A new anthology on Saadat Hasan Manto, penned by the maverick’s friends, foes and family, inspects “Manto Saheb” beyond the usual, capturing the psychology of the much discussed figure.
“Manto Saheb: Friends and Enemies on the Great Maverick” has been translated by Vibha S. Chauhan and Khalid Alvi (Speaking Tiger/ 287 pages/ Rs 499). The offering has a common thread running through most of its 15 pieces — the abuses that the “Thanda Gosht” writer spewed, freely and with ease.
But, why was he foul-mouthed?
“Because this society abused him, foul-mouthed him, like it has done to lakhs and crores of other people” poet-critic and short story writer Ali Sardar Jafri — a contemporary of Manto in the world of literature — writes in his piece “The Foul-Mouthed One”.
Yet, Manto was armed against the society with his “large, restless eyes” that saw everything, and the teeth of his pen “ripped through society’s garments and unveiled deceit and hypocrisy”, as per Abu Saeed Qureshi, Manto’s childhood friend and the biographer behind “Manto: Sawaneh”.
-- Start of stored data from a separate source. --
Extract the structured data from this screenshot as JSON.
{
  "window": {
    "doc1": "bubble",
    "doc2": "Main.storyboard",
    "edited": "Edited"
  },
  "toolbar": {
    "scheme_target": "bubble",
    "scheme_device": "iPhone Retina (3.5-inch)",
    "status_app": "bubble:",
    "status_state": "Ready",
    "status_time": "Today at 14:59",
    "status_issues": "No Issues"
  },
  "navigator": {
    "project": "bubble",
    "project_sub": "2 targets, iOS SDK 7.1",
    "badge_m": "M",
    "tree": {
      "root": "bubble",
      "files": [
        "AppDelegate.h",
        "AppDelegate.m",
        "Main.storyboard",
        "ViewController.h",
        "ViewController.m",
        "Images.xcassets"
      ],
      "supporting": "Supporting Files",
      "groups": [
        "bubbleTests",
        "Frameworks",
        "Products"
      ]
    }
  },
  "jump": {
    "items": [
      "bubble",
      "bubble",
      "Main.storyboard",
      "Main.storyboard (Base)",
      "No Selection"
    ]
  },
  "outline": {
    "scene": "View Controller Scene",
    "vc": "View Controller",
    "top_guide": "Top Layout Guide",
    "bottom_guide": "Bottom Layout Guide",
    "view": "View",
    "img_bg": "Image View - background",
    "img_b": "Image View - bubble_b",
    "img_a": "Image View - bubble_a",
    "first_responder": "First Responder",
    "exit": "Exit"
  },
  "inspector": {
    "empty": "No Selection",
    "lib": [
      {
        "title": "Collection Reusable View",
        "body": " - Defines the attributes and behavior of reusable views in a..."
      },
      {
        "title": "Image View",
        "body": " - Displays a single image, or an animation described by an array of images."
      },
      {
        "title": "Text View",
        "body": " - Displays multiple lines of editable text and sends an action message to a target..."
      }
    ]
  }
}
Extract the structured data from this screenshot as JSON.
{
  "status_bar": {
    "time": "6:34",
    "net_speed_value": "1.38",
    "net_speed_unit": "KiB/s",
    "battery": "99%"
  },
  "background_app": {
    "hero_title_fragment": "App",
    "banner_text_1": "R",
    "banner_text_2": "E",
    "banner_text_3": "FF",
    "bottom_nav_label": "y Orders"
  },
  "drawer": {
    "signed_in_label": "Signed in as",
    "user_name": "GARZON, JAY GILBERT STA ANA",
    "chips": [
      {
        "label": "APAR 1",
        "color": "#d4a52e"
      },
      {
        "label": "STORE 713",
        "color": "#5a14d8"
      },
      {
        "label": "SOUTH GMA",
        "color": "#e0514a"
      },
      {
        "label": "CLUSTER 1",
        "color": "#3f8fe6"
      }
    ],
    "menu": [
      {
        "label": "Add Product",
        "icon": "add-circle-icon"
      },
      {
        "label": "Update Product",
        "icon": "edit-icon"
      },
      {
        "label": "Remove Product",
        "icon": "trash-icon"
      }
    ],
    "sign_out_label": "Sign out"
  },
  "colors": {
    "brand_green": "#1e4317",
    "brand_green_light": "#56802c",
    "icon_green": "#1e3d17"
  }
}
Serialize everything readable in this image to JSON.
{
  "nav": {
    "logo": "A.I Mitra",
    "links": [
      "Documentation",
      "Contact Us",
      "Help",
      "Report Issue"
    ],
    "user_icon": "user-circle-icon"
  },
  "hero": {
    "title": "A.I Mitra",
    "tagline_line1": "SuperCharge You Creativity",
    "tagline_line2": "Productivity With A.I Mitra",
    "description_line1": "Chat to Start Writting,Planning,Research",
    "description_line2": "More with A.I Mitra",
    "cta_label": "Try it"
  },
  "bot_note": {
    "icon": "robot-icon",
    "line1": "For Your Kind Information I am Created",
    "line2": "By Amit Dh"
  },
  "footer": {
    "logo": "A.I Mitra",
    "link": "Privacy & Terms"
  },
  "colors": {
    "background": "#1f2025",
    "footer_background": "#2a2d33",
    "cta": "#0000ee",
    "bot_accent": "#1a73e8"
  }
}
“His inflexibility, bluntness and acrimony are a kind of protective armour with which he shields his internal tenderness. His attempt to demonstrate how he is completely different from everybody else is actually evidence of the fact that he is just like all of us.
“In truth, he is much more deeply wounded, more vulnerable, and more compassionate than any of us,” writer Krishan Chandar noted.
Manto’s impeccable characterisation — often finding genesis in bazaars and brothels — finds mention in many anecdotes that the book’s contributors recall.
“Manto was not wrong in representing the whole range of human emotions, including our bestiality, our hollow humanity and perversion,” wrote noted novelist and Manto’s contemporary at All India Radio, Upendranath Ashk, in his piece “Manto, My Enemy”, adding that Manto was never able to figure out who his pen must target.
Several others also argue that the pistol in Manto’s hand fired at many, but wounded none.
There’s no denying that Manto, who declared himself a “fraud of the top order”, was an alcoholic, with a contributor Ibrahim Jalees even terming alcohol as the most important thing in Manto’s life.
“..I am inclined to believe that, for Manto, life itself was a bottle of alcohol from which he kept drinking with great relish and kept distributing its intoxication in the form of stories,” Jalees wrote, adding that Manto was not the master of alcohol as he claimed, but it was the other way round.
The aficionado died on January 18, 1955, after several rounds to lunatic asylums and many more to hospitals.
“Manto Saheb”, while painting a comprehensive portrait of the Saheb, demystifies his life, more than his work.